Staff cohesion in residential treatment Johnson, Susan Maureen

Abstract

This thesis attempts to examine the effect of varying levels of staff cohesion, a key process variable in the residential treatment of disturbed adolescents, on the quality of treatment environment. In order to do this the staff from each of the three residential cottages which constitute the Easton residential unit were given the Seashore Index of Group Cohesiveness (1954). It was then possible to delineate three levels of staff coehsion, high, medium, and low. The same staff groups also completed a treatment environment scale, namely the Community Orientated Programs Environment Scale (Moos, 1974), Forms R (real) and I (ideal). The hypothesis here was that as staff cohesion rose so the perceived quality of the treatment environment would rise. The clients from the cottages also completed the environment scale, the hypothesis being that their perceptions of the environment would be more positive in the cottage containing the most cohesive staff group. Client behaviours in the low, medium and high cohesion cottages were also observed. The study showed that there were no significant differences between the staff groups concerning their view of the ideal treatment environment, but the level of cohesion did have an effect on the real treatment environment, as perceived by the staff, specifically on the variables Support, Personal Problem Orientation, Autonomy, Practical Orientation and Staff Control.

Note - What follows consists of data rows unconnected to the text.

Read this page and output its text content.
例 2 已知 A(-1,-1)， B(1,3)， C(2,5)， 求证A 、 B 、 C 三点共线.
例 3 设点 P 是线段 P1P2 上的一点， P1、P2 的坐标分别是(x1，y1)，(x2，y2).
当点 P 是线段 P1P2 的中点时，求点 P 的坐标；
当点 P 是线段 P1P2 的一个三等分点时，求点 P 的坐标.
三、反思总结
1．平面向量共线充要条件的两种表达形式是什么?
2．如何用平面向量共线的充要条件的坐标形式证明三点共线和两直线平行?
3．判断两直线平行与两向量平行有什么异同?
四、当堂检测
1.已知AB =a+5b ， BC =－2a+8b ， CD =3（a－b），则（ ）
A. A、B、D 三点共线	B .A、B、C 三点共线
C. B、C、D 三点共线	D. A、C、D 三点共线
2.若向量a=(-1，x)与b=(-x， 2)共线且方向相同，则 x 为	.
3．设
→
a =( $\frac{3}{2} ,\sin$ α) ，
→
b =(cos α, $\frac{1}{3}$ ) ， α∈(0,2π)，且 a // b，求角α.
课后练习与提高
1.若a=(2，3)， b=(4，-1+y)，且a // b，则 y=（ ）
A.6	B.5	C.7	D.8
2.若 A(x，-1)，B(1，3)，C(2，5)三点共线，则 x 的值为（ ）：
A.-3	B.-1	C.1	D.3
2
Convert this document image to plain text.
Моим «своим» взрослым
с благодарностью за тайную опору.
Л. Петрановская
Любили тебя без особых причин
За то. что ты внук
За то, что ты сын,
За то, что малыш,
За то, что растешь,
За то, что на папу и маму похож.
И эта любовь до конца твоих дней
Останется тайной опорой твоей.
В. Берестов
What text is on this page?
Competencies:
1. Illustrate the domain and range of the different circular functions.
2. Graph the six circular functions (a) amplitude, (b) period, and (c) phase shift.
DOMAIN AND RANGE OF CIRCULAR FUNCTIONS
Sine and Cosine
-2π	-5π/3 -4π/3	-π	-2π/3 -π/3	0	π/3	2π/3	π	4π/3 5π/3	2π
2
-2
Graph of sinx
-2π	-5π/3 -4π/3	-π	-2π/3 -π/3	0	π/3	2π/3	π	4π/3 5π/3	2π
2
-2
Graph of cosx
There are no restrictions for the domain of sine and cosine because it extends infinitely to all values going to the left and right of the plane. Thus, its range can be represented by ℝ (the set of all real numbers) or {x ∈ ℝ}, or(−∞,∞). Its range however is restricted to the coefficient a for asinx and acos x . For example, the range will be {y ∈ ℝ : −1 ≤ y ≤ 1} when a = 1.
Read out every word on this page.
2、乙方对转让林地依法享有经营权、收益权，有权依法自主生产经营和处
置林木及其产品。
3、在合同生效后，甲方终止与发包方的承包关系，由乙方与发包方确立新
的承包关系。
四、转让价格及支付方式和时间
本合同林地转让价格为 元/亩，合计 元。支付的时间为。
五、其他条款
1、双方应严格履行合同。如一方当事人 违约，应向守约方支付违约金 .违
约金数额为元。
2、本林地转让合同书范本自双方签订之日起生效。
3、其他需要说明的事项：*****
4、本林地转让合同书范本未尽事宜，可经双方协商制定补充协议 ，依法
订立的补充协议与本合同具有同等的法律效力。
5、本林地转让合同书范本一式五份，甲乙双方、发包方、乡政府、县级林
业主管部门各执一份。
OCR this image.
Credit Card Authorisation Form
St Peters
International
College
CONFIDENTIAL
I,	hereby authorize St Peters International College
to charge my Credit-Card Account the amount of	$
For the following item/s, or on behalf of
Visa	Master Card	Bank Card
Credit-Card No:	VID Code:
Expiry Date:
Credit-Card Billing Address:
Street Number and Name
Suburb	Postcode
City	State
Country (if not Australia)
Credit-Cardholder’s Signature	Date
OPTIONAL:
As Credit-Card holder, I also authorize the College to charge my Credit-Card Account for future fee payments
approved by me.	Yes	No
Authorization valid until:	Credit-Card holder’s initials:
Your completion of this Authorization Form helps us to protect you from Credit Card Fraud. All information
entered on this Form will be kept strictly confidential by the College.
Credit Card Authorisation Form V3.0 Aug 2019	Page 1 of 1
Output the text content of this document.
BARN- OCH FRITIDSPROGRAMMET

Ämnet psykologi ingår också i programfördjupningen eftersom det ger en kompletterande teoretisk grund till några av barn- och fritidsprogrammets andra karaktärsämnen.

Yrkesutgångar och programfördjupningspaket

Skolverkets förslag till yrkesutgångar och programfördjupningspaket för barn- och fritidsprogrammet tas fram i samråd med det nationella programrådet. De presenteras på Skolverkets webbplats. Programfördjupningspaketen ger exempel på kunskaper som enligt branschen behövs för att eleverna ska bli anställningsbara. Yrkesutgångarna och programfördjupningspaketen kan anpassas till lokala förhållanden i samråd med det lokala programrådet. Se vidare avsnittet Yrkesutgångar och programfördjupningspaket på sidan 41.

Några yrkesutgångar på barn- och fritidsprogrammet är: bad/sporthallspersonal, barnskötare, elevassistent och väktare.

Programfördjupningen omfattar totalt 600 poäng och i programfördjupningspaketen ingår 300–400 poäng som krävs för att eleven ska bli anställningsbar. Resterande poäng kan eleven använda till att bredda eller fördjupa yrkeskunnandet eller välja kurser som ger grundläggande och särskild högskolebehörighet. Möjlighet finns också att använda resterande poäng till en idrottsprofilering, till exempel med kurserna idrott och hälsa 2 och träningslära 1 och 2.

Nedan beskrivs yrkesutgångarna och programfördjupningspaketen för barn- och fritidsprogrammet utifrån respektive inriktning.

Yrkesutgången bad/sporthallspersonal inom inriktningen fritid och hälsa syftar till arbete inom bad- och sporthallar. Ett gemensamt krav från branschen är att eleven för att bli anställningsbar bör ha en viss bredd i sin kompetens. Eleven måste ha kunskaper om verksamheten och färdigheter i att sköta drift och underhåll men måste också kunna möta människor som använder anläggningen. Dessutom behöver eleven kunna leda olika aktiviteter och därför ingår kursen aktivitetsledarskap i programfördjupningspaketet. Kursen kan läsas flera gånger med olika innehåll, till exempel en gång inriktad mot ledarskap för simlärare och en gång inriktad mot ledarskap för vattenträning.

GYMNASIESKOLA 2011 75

The number of locked room hours for clients and the number of violent incidents also seemed to follow the cohesion factor pattern. However, the clients' perceptions of their environment did not vary significantly according to cohesion level. Some descriptive data comparing the factors in the Easton treatment environment to the norms for such programs were also included. Implications for the planning and evaluation of such treatment programs have been outlined as well as suggestions for further research.